3. "Access creates monolithic applications, which means there is little
flexibility in distributing the work as your company grows."
You are going to have to explain that one a bit better. Access as a client
to a server database engine is every bit as scalable as any two-tier
client-server architecture using the same database engine. You seem to be
stuck on Jet again.
4. "But, you pay a price, as you lock
yourself into the Access solution. If you later outgrow, you end up
rewriting everything."
See above re Access as a client to server database engines.
5. "I am not knocking Access, as it is a great product, but it definitely
has
its limitations. Whether Jerome should use Access or not depends on his
final goal"
Jet, whilst an excellent product for the right purpose, certainly does have
limitations.
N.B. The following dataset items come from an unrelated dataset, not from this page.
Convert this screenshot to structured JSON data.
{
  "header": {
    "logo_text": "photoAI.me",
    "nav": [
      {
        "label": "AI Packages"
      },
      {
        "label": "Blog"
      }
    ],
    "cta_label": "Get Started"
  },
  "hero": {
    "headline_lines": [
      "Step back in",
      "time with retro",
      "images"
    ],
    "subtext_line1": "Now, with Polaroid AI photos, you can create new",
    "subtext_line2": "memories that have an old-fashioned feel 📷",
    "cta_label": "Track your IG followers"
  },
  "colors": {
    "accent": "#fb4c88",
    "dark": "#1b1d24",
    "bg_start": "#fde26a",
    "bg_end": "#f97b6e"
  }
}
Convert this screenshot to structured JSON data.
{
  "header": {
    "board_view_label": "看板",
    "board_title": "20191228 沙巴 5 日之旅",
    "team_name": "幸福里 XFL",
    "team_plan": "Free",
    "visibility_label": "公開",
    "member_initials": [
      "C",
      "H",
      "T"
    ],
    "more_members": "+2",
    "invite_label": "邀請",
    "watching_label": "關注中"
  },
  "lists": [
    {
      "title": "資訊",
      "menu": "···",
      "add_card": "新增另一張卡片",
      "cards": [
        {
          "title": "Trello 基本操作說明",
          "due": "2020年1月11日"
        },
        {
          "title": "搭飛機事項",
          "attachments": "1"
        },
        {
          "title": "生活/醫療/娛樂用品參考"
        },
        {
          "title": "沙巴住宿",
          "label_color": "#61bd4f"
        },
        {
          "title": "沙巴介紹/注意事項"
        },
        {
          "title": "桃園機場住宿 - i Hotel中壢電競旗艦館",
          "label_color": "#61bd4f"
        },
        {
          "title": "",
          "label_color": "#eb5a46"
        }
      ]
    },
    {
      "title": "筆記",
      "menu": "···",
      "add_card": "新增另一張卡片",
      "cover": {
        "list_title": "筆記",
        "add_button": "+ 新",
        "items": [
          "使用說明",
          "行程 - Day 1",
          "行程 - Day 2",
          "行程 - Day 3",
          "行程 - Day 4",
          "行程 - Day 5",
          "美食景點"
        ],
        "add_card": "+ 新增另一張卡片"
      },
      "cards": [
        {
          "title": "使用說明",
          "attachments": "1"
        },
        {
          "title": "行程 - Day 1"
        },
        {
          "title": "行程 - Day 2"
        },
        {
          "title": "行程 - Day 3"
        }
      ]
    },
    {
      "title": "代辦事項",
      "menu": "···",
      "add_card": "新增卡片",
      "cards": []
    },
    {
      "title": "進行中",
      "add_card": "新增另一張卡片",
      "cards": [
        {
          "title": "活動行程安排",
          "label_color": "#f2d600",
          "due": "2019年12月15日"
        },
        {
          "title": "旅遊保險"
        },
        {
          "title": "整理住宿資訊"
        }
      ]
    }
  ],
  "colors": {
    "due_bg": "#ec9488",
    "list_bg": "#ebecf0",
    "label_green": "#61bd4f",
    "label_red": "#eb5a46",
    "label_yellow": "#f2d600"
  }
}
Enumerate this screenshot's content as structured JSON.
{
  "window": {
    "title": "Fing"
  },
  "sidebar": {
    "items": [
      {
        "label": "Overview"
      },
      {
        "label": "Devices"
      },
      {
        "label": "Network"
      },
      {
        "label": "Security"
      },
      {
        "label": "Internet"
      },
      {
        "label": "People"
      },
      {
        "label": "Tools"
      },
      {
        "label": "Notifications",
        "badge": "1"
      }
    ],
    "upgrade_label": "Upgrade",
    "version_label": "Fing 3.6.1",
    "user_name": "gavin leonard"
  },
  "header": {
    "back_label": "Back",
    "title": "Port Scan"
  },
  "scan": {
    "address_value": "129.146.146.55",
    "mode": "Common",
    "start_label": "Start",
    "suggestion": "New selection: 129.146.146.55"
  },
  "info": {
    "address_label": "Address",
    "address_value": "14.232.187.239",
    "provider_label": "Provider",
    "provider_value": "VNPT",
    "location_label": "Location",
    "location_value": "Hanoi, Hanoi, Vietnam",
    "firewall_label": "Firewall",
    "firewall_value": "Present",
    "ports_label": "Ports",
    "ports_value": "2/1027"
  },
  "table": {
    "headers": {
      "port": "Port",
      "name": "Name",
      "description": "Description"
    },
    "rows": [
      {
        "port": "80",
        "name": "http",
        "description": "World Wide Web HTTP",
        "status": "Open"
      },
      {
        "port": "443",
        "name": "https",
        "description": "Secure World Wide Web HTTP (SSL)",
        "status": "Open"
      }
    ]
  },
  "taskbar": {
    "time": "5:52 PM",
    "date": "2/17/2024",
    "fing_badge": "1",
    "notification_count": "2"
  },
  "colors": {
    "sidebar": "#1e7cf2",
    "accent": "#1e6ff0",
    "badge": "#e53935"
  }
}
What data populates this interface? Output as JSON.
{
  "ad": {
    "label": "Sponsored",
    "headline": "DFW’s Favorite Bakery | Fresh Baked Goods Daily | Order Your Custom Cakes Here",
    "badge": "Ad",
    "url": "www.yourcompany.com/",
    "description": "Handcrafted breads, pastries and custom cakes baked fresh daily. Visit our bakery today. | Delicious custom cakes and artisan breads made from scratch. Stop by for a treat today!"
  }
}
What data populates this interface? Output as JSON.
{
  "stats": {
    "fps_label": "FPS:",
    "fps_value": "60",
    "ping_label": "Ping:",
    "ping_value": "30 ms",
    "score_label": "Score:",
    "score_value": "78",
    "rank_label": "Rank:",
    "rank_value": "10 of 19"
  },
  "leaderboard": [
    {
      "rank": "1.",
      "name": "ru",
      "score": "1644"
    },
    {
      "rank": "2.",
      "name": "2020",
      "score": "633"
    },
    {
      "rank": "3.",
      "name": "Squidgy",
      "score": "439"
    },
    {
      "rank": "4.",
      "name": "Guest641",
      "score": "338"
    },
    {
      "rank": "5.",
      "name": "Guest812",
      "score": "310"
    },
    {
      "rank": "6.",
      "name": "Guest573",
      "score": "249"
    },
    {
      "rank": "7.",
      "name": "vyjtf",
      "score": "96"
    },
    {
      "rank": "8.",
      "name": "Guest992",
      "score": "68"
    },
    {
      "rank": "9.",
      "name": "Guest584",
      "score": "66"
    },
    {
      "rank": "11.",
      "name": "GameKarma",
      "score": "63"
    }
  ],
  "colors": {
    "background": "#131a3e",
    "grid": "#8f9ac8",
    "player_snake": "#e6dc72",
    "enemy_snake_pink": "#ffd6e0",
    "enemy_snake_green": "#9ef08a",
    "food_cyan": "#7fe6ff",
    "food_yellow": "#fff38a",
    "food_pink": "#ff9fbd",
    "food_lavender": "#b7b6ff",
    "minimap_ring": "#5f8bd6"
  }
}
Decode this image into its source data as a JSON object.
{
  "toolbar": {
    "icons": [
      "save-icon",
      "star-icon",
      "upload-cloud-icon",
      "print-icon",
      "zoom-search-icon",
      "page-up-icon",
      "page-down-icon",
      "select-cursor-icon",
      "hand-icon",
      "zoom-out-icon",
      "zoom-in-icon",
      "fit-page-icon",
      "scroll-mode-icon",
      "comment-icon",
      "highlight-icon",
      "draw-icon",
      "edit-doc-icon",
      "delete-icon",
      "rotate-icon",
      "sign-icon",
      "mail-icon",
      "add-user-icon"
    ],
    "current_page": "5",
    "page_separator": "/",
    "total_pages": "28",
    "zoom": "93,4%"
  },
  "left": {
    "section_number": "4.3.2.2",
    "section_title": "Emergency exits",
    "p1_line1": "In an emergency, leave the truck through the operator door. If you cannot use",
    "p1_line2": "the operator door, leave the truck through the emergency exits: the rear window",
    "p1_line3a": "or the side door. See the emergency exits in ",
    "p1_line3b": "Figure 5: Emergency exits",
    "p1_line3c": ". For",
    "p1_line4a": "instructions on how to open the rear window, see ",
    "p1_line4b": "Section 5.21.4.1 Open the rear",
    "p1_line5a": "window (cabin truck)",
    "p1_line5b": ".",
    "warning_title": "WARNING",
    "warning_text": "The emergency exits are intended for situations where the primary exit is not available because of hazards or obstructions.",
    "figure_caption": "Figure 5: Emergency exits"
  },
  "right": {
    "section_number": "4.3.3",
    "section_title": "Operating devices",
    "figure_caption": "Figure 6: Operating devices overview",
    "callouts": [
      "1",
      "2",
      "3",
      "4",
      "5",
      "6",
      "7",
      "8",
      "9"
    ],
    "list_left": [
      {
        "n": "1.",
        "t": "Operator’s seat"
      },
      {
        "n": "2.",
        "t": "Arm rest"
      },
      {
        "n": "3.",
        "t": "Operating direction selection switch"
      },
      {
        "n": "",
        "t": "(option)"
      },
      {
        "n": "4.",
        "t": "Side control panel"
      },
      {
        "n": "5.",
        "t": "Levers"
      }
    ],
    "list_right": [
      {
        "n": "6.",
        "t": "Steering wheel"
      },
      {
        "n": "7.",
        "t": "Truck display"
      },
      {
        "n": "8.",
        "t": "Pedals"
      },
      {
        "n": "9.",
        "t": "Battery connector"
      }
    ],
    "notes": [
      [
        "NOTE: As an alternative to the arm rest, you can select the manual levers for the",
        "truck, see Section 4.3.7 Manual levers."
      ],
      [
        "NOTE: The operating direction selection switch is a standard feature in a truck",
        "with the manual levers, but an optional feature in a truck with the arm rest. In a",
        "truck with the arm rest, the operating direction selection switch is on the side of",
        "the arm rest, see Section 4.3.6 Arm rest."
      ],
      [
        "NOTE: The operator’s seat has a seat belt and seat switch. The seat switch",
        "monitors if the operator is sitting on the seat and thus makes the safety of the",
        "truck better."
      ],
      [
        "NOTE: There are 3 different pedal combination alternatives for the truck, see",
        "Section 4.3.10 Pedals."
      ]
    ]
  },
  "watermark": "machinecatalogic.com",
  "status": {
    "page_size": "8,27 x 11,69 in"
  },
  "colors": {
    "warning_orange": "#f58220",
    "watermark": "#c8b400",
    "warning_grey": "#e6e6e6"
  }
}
Access as a client to a server database engine is limited only
by the server (unless you are big enough to need a three-or-more-tier
architecture, or you are looking to distribute your app across the internet
which I already said Access is no good at).
6. "Not wise to lock into to Access forms."
How is that any less wise than locking in to, say, dotnet Windows Forms?
You've got to build your clients in something, and, as soon as you make that
decision, hey presto, you are locked in.
7. "Speed of getting product to market"
What's your point here? All other things being equal, a database
application will take, quite literally, a fraction of the time to develop in
Access as compared to Windows Forms in dotnet.